室町時代には、現代でも日本固有の文化として紹介されるような伝統的な文化が育った時代でした。
その沢山ある文化の中で、室町時代の北山文化を代表する能について見ていきましょう。
目次
北山文化と能
室町時代の三代将軍、足利義満の頃の文化を北山文化といいます。
この北山文化は、足利義満が京都の北山に作り上げた、北山殿と呼ばれる山荘がその名前の由来です。
その山荘に建てられた金閣の建築様式がその時代の特徴をよく表していたため、北山文化、という名前がついたのです。
その北山文化のなかで、能は代表格の文化だといっていいでしょう。
そして、室町時代の北山文化の頃に大きく花開いた能は、実は足利義満と深い関係にあるのです。
ぐんぐん広がる能の世界
そもそも能の誕生するきっかけは猿楽や田楽でした。
神事芸能として誕生した猿楽や田楽の中から、時が経つうちに歌舞、演劇といった要素が目立つ形をとった能が発達したのです。

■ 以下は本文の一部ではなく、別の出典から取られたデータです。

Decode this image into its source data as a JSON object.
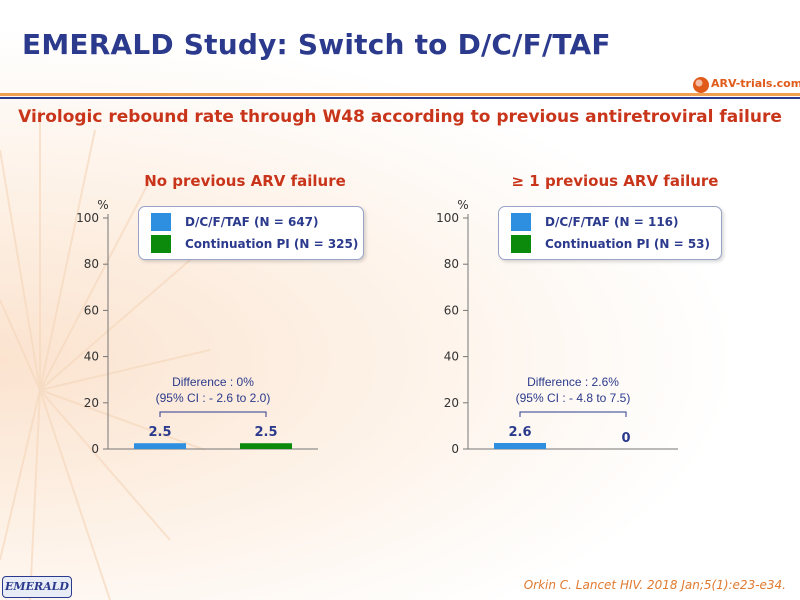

そしてその能を行うなかで、寺社の保護を受けて能を行う座と呼ばれる専門集団が現れました。
その専門集団の中でも有名になった座はいくつかありますが、なかでも観世、宝生、金春、金剛座という四つの座はよく知られており、合わせて大和猿楽四座と呼ばれていました。
そして能の文化は益々花開き、やがて東山文化では能に使われる能面の制作も発達するなど、ほかの文化にも影響を与えました。
そして能は上流社会に好まれるほか、より素朴で娯楽性の強いものが各地の祭礼で演じられるなど、庶民のなかでもどんどん広がっていったのです。
能の世界の有名人、足利義満の心を奪う
室町時代の北山文化の時代に花開いた能。
その時代には能を行う専門集団、なかでも大和猿楽四座が有名だと先ほど紹介しました。
その中の一つに、足利義満と深い関係にあった座があります。
それが観世座でした。
室町時代の三代将軍足利義満の時代に、この観世座のなかにとても有名な父と子が所属していたことが能の歴史がかわるきっかけとなりました。
その能の歴史を変えた父と子の名前は観阿弥と世阿弥。
能の世界ではそれまでの能を更に美を追求した芸術にまで押し上げた存在です。
その能の変化に足利義満も深く関係していたのです。
足利義満が初めて観阿弥の能を見たのは17歳の頃。
その時足利義満が強く心ひかれたのは観阿弥の子、世阿弥でした。
世阿弥は当時12歳という若さでした。
その姿に心奪われた足利義満は二人を保護し、その保護のもと観阿弥と世阿弥はより美を追求した猿楽能を完成させたのです。
将軍の心を動かし、その保護を受けた能は、その保護のもと、より芸術性の高い能を追求していったのでした。